Lasers

Lasers

In the last decades, laser therapy has been proposed as an alternative to therapy, due to its capability to obtain tissue ablation, hemostatic, bactericidal and detoxification effects against periodontal pathogens.  Lasers have been approved by the FDA but not endorsed by the American Academy of Periodontology.  Among the different types of laser, Er:YAG (erbium-doped: yttrium-aluminum-garnet) appears to be the most suitable to be used for periodontal treatment.

Despite in vitro studies (Tweak et al. 1994, Wilder-Smith 1995, Israel 1997), that have demonstrated its ability to create a surface that suggests biocompatibility for soft tissue attachment, few clinical trials have been conducted until now evaluating the clinical outcomes of Er:YAG laser in mechanical periodontal treatment.

A recent systematic review (Schwartz 2008) suggests that the Er:YAG application in non-surgical periodontal therapy was comparable with non-surgical mechanical debridement.  However due to the high heterogeneity of the studies, a meta-analysis could not be formed.  Therefore their conclusions were based on a simple narrative synthesis.

Henceforth, The Sixth European Workshop on Periodontitis (Sanz 2008) highly recommended a well designed randomized controlled clinical trial with a large population design to further evaluate the efficacy of Er:YAG laser treatment compared with traditional mechanical debridement.

A recent article; Lack of adjunctive benefit of the Er:YAG laser in non-surgical periodontal treatment: a randomized split mouth clinical trial- Rotundo, R  J Clin Perio 2010,  took up such a task.  This is the first study to evaluate Er:YAG laser treatment using the highest standard in study design.  The CONSORT design (Consolidated Standards of Reporting Trials) was dictated due to the controversial results of laser treatment.  This study design shows the greatest transparency in reporting randomized controlled studies.

The study compared four modalities of non surgical therapy: supra-gingival debridement, scaling and rooot planing (SRP) + Er:YAG laser, Er:YAG laser, and SRP.  Clinical outcomes were evaluated at 3 and 6 months.

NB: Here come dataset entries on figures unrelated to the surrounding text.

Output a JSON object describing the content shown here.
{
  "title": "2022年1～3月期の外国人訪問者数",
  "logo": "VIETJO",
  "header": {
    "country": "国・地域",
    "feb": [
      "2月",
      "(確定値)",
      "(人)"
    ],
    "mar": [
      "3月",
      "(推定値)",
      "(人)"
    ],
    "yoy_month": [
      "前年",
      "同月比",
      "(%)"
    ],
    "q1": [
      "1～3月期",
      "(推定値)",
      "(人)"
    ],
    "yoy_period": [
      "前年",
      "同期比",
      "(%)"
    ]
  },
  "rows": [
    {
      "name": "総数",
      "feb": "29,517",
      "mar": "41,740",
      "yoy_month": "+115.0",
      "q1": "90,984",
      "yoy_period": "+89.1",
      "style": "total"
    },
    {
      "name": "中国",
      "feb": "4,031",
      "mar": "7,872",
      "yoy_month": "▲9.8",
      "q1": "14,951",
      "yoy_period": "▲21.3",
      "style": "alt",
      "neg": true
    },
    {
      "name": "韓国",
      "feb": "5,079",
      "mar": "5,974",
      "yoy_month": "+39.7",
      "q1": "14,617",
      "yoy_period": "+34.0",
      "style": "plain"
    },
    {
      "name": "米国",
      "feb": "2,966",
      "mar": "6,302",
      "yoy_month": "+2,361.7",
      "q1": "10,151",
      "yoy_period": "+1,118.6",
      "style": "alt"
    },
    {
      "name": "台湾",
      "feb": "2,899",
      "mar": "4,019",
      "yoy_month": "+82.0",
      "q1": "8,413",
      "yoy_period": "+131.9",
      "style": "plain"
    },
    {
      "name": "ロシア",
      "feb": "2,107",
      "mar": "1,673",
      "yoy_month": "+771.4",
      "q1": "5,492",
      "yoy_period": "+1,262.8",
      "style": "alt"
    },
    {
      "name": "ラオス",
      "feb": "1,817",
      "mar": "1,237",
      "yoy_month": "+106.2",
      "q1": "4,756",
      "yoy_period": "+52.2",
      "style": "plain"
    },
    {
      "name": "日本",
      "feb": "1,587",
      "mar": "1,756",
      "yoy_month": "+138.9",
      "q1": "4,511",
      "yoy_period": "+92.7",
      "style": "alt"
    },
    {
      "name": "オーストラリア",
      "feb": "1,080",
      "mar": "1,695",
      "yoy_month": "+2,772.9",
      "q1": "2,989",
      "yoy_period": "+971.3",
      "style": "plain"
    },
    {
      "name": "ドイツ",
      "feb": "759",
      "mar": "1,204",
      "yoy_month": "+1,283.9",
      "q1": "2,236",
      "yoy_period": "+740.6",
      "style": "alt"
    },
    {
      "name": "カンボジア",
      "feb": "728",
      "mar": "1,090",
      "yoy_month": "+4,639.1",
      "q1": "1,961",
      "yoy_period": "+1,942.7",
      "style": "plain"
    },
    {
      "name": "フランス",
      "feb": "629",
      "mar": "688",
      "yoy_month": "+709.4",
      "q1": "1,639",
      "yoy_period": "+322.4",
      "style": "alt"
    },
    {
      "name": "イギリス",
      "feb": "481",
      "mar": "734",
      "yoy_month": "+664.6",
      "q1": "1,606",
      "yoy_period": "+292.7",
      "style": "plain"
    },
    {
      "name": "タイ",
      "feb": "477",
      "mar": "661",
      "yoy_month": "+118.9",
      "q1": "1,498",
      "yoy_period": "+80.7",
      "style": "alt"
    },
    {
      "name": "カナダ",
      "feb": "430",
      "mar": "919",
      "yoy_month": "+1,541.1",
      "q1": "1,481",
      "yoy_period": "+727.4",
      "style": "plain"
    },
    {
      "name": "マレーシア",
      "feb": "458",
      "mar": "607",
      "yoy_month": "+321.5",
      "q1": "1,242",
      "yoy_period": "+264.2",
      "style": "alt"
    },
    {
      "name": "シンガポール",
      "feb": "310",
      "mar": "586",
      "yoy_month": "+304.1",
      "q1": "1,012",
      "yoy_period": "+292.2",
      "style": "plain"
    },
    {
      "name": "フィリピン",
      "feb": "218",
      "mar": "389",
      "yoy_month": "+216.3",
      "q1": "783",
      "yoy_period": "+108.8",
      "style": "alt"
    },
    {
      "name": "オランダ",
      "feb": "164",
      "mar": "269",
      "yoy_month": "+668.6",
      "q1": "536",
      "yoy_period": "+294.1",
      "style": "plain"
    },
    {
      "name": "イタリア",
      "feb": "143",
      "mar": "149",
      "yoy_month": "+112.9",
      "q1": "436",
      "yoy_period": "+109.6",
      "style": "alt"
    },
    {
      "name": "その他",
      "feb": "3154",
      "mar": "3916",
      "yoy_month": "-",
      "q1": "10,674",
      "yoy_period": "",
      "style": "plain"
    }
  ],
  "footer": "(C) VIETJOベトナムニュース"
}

This study concluded that there are benefits and disadvantages of using the Er:YAG laser treatment.  The main advantage is that it shows a similar clinical attachment gain value to the one reported by the SRP approach, it does not cause significant discomfort for the patient and it it is less time consuming than the other treatments.

However, Er:YAG laser efficacy was similar to the supra-gingival scaling, while the SRP approach resulted in a statistically greater efficacy than the supra-gingival scaling. This means when comparing the results from 3 to 6 months, the Er:YAG laser had an appreciable loss in attachment, similar to supra-gingival scaling, whereas SRP maintained the attachment gain.  The results also show that when the laser is used along with SRP, it does not provide a further adjunctive benefit with respect to SRP alone.